PARTICLE SIZE DISTRIBUTIONS OF GLACIAL GRINDING EXPERIMENTS AND IMPLICATIONS FOR PAST MARTIAN CLIMATE
We investigated the PSDs produced by simulated glacial grinding of basalt rocks as Martian analogs. Angular styluses of basalt rock were cut from whole rock, weighted to replicate a contact force of 200-300 N, and abraded across a basalt slab representing bedrock. Sediments from the grinding experiments were collected and measured using a Laser Particle Size Analyzer (LPSA). Preliminary results indicate the dust-sized (<63 µm) sediments produced exhibit modes of roughly 20 µm. The volume of coarse dust produced exceeding 5 µm in size is significantly greater than the volume of dust below 5 µm.

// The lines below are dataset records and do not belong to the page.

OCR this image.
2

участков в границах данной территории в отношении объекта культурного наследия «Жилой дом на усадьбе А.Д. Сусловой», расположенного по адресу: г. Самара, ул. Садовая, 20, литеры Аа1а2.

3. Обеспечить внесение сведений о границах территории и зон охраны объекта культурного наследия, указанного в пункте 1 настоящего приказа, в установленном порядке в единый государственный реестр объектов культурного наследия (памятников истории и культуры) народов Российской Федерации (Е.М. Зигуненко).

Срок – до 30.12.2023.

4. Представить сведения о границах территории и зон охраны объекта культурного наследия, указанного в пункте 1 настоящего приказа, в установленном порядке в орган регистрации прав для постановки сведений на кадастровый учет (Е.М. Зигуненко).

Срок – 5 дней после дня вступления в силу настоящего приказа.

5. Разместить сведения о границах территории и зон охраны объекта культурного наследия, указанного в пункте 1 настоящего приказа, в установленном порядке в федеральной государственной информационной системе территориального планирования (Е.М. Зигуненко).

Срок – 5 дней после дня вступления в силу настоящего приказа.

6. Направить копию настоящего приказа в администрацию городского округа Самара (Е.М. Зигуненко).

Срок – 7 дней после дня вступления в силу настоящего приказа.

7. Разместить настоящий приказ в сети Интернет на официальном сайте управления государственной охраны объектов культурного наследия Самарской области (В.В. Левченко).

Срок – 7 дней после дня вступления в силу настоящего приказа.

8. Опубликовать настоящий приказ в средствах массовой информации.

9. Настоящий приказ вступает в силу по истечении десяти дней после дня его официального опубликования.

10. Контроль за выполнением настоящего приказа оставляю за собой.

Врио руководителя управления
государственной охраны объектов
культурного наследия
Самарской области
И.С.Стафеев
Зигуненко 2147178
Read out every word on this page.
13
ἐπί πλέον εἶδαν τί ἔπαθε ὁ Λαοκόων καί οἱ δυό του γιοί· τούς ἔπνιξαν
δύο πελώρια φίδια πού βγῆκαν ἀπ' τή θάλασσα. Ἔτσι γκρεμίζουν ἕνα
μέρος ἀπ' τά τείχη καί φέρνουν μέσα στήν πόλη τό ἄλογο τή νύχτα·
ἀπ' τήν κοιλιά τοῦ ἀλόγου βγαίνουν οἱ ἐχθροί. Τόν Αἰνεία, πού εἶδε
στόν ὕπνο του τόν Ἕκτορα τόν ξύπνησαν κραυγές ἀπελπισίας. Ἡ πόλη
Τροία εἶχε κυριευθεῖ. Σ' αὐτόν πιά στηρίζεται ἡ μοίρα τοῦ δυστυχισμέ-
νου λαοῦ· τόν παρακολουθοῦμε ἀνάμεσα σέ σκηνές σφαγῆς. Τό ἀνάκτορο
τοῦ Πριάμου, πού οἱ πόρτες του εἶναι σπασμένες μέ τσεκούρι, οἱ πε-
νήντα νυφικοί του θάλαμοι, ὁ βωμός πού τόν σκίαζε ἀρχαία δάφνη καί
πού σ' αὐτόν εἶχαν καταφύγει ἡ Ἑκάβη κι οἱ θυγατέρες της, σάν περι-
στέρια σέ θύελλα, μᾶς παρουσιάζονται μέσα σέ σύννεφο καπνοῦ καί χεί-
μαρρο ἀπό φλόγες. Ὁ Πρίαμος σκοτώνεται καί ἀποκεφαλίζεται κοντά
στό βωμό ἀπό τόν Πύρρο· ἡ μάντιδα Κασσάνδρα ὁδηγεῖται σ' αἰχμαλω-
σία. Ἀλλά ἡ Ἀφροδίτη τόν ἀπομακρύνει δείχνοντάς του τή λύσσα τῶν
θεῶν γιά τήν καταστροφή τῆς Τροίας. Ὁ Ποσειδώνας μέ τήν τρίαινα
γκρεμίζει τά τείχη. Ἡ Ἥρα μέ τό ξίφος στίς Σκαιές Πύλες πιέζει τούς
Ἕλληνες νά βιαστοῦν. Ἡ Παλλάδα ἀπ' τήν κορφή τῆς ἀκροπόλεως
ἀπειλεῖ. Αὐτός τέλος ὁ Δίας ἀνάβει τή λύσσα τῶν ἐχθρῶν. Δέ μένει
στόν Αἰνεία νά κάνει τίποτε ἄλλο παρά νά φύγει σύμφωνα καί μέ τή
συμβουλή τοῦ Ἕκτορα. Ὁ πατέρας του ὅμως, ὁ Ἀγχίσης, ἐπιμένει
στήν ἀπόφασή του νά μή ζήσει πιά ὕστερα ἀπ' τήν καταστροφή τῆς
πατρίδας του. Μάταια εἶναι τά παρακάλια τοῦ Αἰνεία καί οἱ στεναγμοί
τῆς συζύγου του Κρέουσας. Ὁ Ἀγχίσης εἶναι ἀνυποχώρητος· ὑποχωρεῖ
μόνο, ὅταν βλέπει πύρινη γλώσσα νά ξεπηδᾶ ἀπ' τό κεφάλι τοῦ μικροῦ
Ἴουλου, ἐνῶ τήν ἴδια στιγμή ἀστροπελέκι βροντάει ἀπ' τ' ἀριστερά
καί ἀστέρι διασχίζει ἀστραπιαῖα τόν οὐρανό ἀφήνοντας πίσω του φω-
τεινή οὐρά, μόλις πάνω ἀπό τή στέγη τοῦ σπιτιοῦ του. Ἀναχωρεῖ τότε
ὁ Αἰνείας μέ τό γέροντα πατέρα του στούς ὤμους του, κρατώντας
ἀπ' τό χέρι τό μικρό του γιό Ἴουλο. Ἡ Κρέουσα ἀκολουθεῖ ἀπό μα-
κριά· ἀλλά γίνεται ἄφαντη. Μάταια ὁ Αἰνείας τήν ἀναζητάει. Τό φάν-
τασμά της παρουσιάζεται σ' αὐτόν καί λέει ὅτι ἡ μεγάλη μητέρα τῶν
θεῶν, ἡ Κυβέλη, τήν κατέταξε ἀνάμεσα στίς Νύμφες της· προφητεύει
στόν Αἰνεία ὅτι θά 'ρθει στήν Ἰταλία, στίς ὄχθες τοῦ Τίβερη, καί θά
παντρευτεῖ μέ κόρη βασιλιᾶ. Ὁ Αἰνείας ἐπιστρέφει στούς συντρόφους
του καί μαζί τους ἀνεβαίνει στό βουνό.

If, as others have suggested, Mars hosted past glaciers accompanied by subglacial grinding, and those rocks had similar compositions to our analogs, the products of glacial grinding would include more coarse (>5 µm) dust than fine (<5 µm). Given that coarse dust is thought to contribute an atmospheric warming effect, compared with a cooling influence from fine dust; our results suggest that dust from glacial grinding of basalt rocks might have contributed a warming effect on past Martian climates.